Saturday, February 5, 2011

Rhineland Mystics in the Studio

                                            The Wonderer - 2010     65" x 72"

2011.
What will unfold in this, the year of the Iron Hare? (Losar-Tibetan New Year is March 5th). What insights and epiphanies will manifest as I grow another year older, deeper and broader in my scope of studio painting?
Time in the studio is filled with my awareness of threads of conversations and reflections weaving their way into my painting practice.  I am spending time "sitting with" the wisdom of my theological and spiritual rootedness in the writings of Hildegard of Bingen, Meister Eckhart, Julian of Norwich and the Tibetan Mystic, Longchenpa.  

There has been an interesting number of recent articles on religion and art, the intersection(s) of art and theology, and spirituality in the arts.   Issue 135 (November-December 2010) of frieze magazine, a journal Contemporary Art and Culture is entitled Religion&Spirituality and features a work by Hilma af Klint (Altar Picture, No.1-1915) on the cover.  I am not sure where all of this will lead.  I do know there
 is an internal mandate to listen and sit with an awareness and attentiveness both in and out of the studio.
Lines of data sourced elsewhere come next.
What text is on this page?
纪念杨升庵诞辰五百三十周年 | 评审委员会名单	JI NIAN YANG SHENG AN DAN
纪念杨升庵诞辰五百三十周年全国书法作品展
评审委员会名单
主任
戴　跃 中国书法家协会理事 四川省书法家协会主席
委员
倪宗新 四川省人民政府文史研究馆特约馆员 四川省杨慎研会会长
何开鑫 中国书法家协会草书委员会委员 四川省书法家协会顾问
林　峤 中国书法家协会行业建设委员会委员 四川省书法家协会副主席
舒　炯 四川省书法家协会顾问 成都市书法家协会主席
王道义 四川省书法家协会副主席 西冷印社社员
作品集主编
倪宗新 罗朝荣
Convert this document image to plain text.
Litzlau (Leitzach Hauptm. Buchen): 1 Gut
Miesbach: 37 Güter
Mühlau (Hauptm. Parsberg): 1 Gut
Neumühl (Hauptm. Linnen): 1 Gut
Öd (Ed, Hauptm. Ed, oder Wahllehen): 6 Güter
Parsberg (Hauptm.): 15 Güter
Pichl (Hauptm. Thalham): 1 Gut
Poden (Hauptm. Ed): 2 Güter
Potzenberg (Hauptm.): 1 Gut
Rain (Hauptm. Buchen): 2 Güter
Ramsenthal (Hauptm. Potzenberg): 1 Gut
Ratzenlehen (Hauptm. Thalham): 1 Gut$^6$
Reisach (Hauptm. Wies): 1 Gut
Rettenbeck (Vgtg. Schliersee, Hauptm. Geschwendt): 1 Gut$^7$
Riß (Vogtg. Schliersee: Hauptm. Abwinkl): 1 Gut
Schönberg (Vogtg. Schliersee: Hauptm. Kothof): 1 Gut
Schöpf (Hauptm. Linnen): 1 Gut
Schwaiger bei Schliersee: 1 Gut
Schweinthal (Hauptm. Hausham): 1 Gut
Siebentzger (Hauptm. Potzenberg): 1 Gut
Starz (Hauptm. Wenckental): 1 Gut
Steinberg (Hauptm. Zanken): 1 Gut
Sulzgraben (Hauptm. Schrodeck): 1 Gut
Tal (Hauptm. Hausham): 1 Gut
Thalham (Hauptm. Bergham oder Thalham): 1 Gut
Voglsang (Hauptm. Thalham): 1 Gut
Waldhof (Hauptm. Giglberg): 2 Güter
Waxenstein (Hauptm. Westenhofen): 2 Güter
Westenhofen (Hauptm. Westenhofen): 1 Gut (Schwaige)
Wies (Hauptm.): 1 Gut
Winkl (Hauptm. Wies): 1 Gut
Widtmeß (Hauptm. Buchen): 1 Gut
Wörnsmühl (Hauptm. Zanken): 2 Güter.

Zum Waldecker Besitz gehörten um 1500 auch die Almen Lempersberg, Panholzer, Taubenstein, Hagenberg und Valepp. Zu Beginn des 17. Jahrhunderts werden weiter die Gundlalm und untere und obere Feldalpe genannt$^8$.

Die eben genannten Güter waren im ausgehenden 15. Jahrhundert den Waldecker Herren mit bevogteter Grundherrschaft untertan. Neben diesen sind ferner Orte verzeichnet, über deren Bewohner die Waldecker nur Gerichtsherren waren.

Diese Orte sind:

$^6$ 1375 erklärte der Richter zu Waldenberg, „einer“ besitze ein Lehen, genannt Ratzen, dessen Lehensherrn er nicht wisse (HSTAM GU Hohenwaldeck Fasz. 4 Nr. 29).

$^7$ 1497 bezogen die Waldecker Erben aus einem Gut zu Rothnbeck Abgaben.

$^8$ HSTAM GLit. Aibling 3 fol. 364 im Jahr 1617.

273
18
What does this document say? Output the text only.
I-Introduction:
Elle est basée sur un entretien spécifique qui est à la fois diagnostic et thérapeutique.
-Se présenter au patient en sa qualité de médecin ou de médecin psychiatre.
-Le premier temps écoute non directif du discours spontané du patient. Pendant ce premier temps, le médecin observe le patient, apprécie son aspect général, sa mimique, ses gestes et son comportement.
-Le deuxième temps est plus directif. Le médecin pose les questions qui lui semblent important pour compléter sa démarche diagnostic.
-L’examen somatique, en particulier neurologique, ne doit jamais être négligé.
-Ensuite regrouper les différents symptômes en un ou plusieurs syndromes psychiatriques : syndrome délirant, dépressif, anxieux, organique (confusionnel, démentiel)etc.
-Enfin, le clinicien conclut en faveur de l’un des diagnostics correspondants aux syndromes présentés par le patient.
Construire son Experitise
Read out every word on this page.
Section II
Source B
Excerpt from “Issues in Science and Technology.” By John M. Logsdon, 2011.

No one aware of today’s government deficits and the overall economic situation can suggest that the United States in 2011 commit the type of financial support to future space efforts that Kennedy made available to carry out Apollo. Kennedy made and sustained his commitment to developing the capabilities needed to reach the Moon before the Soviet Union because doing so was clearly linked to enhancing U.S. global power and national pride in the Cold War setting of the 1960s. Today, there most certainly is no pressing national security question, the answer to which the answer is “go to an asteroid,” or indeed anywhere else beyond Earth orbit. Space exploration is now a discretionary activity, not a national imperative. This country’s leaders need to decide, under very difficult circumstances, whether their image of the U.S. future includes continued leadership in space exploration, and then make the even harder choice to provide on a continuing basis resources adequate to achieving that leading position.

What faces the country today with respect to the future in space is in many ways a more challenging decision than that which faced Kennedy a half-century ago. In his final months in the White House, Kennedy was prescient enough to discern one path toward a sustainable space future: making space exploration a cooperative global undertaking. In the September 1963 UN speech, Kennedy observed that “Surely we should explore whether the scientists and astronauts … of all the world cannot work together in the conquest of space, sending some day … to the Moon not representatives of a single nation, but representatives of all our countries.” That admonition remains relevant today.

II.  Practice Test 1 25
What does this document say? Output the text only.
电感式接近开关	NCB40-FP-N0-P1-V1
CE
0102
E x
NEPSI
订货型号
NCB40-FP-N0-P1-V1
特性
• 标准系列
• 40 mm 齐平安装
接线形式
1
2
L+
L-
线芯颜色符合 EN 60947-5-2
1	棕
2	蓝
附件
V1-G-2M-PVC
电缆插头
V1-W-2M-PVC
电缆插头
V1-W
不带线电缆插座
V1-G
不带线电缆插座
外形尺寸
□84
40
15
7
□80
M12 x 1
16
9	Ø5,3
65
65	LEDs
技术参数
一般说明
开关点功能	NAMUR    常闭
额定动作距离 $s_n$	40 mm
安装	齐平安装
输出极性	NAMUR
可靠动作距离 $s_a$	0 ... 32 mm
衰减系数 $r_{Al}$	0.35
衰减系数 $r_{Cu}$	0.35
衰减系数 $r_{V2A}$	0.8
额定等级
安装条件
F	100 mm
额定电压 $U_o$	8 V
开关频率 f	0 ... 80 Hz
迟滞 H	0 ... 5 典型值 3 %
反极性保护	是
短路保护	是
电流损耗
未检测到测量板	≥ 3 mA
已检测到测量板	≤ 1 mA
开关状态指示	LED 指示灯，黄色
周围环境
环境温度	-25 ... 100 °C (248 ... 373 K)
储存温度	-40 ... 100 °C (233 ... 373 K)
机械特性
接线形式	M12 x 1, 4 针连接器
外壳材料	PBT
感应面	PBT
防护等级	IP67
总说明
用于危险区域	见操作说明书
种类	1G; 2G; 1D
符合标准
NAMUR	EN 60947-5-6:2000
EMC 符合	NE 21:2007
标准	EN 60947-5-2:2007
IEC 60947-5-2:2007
Quotes from Illuminations of Hildegard of Bingen with commentary by Matthew Fox (Vermont, Bear&Co. 2002)

Einstein warned that "science without religion is lame; religion without science is blind." Hildegard would surely concur. But she would add that science and religion without art are ineffective and violent; and art without science and religion is vapid.


Who are the prophets?  They are a royal people, who penetrate mystery and see with the spirit's eyes.  In illuminating darkness they speak out.    So wrote Hildegard in the 11th century.    In the 21st century,  Enrique Martinez Celaya writes of the artist as prophet:  ...art is not revealed in or as stable meaning but by a very particular instability of meaning.  Art is that vibration between meaning and no-meaning, whose experience renders their opposition meaningless and dissolves our separation from the primal nature of the universe.  ( Celaya, Collected Writings, p.232  Lincoln, UNPress, 2010).

This early 21st century artist and  the 11th/12th century mystics of the Rhineland and Tibet have much to say to each other in 2011.  I am reacquainting myself with my own rich tradition(s) of study and practice as I carry them into the studio.